China’s AI industry has unlocked NVIDIA’s H200 GPUs, ending a months-long regulatory standoff that threatened to cede the market to domestic rivals.
DeepSeek, ByteDance, Alibaba, and Tencent are among the first to receive approvals, with initial orders potentially surpassing 400,000 units—a figure that could swell to 2 million chips if demand holds.
Despite the H200 being a two-year-old architecture, its dominance in training large language models makes it a critical tool for China’s AI labs, which have struggled with limited access to cutting-edge hardware.
The reversal follows NVIDIA’s aggressive lobbying in Beijing, including a profit-sharing agreement with Chinese authorities and a shift toward stricter export controls to appease U.S. regulators.
- NVIDIA’s China revenue, which dropped to near zero earlier this year, stands to recover if demand materializes, offsetting losses from domestic chip competitors like Huawei’s Ascend series.
- Chinese hyperscalers are prioritizing the H200 over homegrown alternatives, which have yet to match NVIDIA’s ecosystem of software and developer support.

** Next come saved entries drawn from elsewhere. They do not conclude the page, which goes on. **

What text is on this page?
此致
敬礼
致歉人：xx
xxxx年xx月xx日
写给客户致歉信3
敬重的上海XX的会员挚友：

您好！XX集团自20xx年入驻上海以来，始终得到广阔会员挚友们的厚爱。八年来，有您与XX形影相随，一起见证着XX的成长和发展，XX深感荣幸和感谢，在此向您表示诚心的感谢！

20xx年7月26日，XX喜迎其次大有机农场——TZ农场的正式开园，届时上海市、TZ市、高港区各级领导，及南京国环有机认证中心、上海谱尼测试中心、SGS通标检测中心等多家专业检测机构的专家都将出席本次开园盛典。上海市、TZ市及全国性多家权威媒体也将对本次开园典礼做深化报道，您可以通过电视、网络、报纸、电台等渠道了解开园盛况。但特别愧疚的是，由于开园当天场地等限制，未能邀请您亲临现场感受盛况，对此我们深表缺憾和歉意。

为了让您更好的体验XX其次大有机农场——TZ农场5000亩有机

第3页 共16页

- Beijing may impose conditions on H200 deployments, including mandatory localization of AI models or joint ventures with Chinese firms—a tactic to balance access with strategic autonomy.
NVIDIA’s next-gen chips, codenamed Rubin, remain blocked by U.S. export restrictions, leaving China dependent on legacy hardware for the near term.
Frontier AI labs, including those developing next-generation large language models, will now gain access to significantly more compute power, potentially accelerating China’s push to rival U.S. and European AI leadership.
Domestic chipmakers, though, may face pressure to innovate faster if NVIDIA’s dominance reasserts itself, forcing Beijing to weigh short-term gains against long-term self-sufficiency.
For NVIDIA, the approvals mark a pivotal test of whether its diplomatic efforts can translate into sustained market share—or if China’s regulatory whiplash will continue to disrupt supply chains.